Another critical activity that can be conducted during the extract stage is to validate the data. If the source data used within the ETL process changes or the data is corrupted somehow, the entire downstream process will be negatively affected. Therefore it’s important that quality checks are used to confirm the source data is in the correct format and accurate to the expectations of the downstream transformation stage.

Our next stage is to transform the validated data in some manner. Transforming data is normally used to strip out unnecessary data fields, combine data into a new structure, perform calculations or some other type of manipulation. This is normally where the magic happens and our raw material begins the process of creating value. This stage is normally the most difficult and error prone stage of the three.

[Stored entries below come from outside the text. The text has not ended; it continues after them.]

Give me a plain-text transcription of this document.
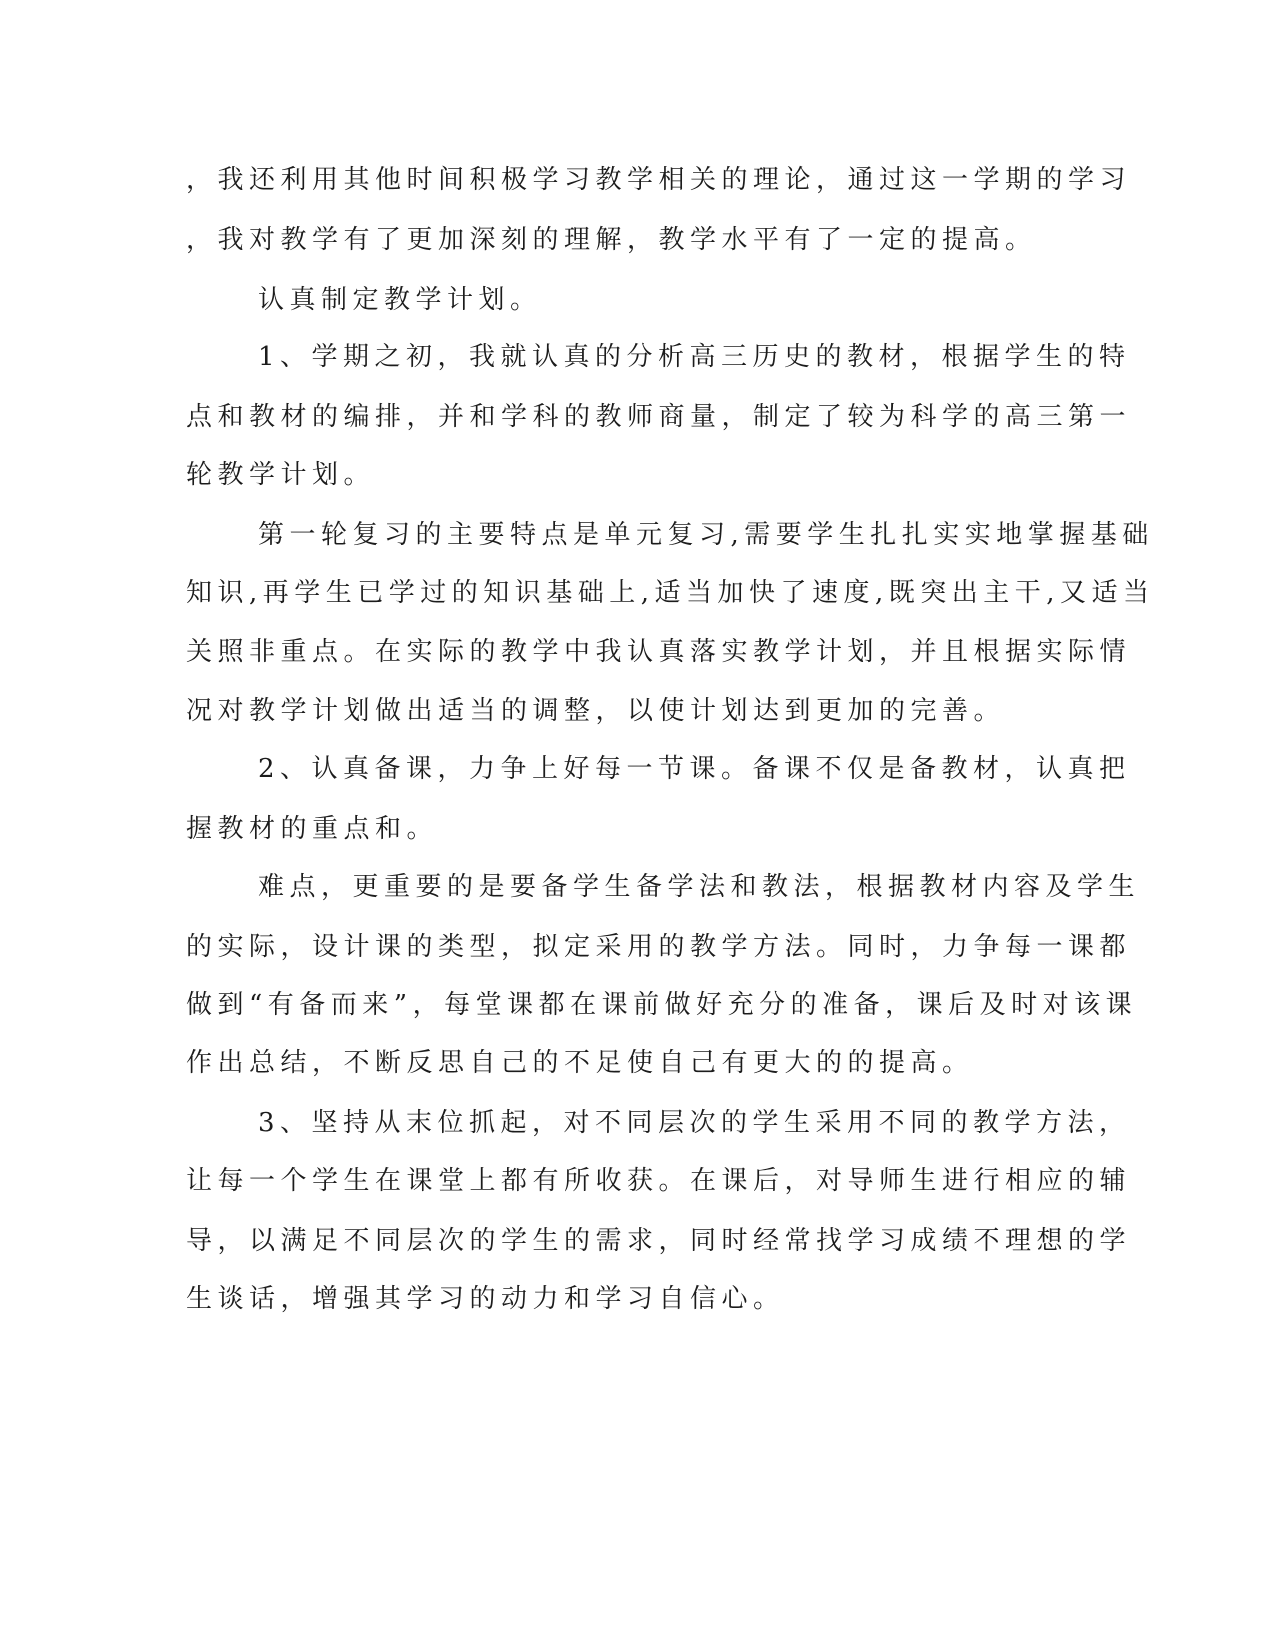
，我还利用其他时间积极学习教学相关的理论，通过这一学期的学习

，我对教学有了更加深刻的理解，教学水平有了一定的提高。

认真制定教学计划。

1、学期之初，我就认真的分析高三历史的教材，根据学生的特

点和教材的编排，并和学科的教师商量，制定了较为科学的高三第一

轮教学计划。

第一轮复习的主要特点是单元复习,需要学生扎扎实实地掌握基础

知识,再学生已学过的知识基础上,适当加快了速度,既突出主干,又适当

关照非重点。在实际的教学中我认真落实教学计划，并且根据实际情

况对教学计划做出适当的调整，以使计划达到更加的完善。

2、认真备课，力争上好每一节课。备课不仅是备教材，认真把

握教材的重点和。

难点，更重要的是要备学生备学法和教法，根据教材内容及学生

的实际，设计课的类型，拟定采用的教学方法。同时，力争每一课都

做到“有备而来”，每堂课都在课前做好充分的准备，课后及时对该课

作出总结，不断反思自己的不足使自己有更大的的提高。

3、坚持从末位抓起，对不同层次的学生采用不同的教学方法，

让每一个学生在课堂上都有所收获。在课后，对导师生进行相应的辅

导，以满足不同层次的学生的需求，同时经常找学习成绩不理想的学

生谈话，增强其学习的动力和学习自信心。
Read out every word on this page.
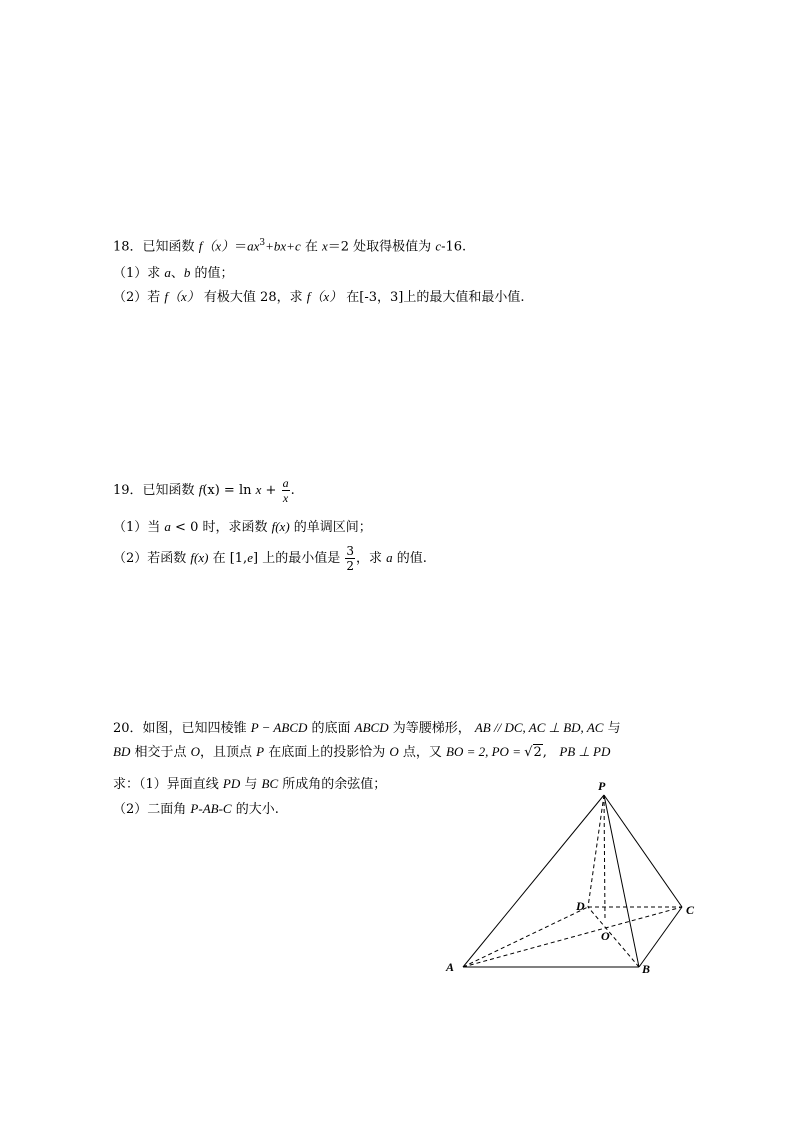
18．已知函数 $f(x)=ax^3+bx+c$ 在 x＝2 处取得极值为 c-16.
（1）求 a、b 的值；
（2）若 f（x） 有极大值 28，求 f（x） 在[-3，3]上的最大值和最小值.
19．已知函数 $f(x) = \ln x + \frac{a}{x}$ .
（1）当 a < 0 时，求函数 f(x) 的单调区间；
（2）若函数 f(x) 在 [1,e] 上的最小值是 $\frac{3}{2}$ ，求 a 的值.
20．如图，已知四棱锥 P − ABCD 的底面 ABCD 为等腰梯形， AB // DC, AC ⊥ BD, AC 与
BD 相交于点 O，且顶点 P 在底面上的投影恰为 O 点，又 BO = 2, PO = √2, PB ⊥ PD
求：（1）异面直线 PD 与 BC 所成角的余弦值；
（2）二面角 P-AB-C 的大小.
P
A	B
C
D
O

Moving into the third stage, the transformed data is loaded into a system that can be used by other applications or directly by individuals to derive the value the transformed data presents. Typically, this data is loaded into a large system called a Data Warehouse. A Data Warehouse can be connected to multiple applications that can use the data in reports, new calculations, the list goes on.

At InvestorCOM some of the main systems we use for our transformed client data are document composition applications which create professional documents for the investment industry. These documents can be printed, emailed or displayed on various types of web portals we create. By automating the entire ETL process InvestorCOM is able to produce thousands of documents a day and distribute them to our clients’ customers around Canada using various mediums.

In the end, the reason you may care about this is that likely every type of data that is sent to you or viewed on your screen could have at one point in time been run through an ETL process. Your company may also have raw data that has the potential for greater value – it’s just waiting for the right ETL process to be applied.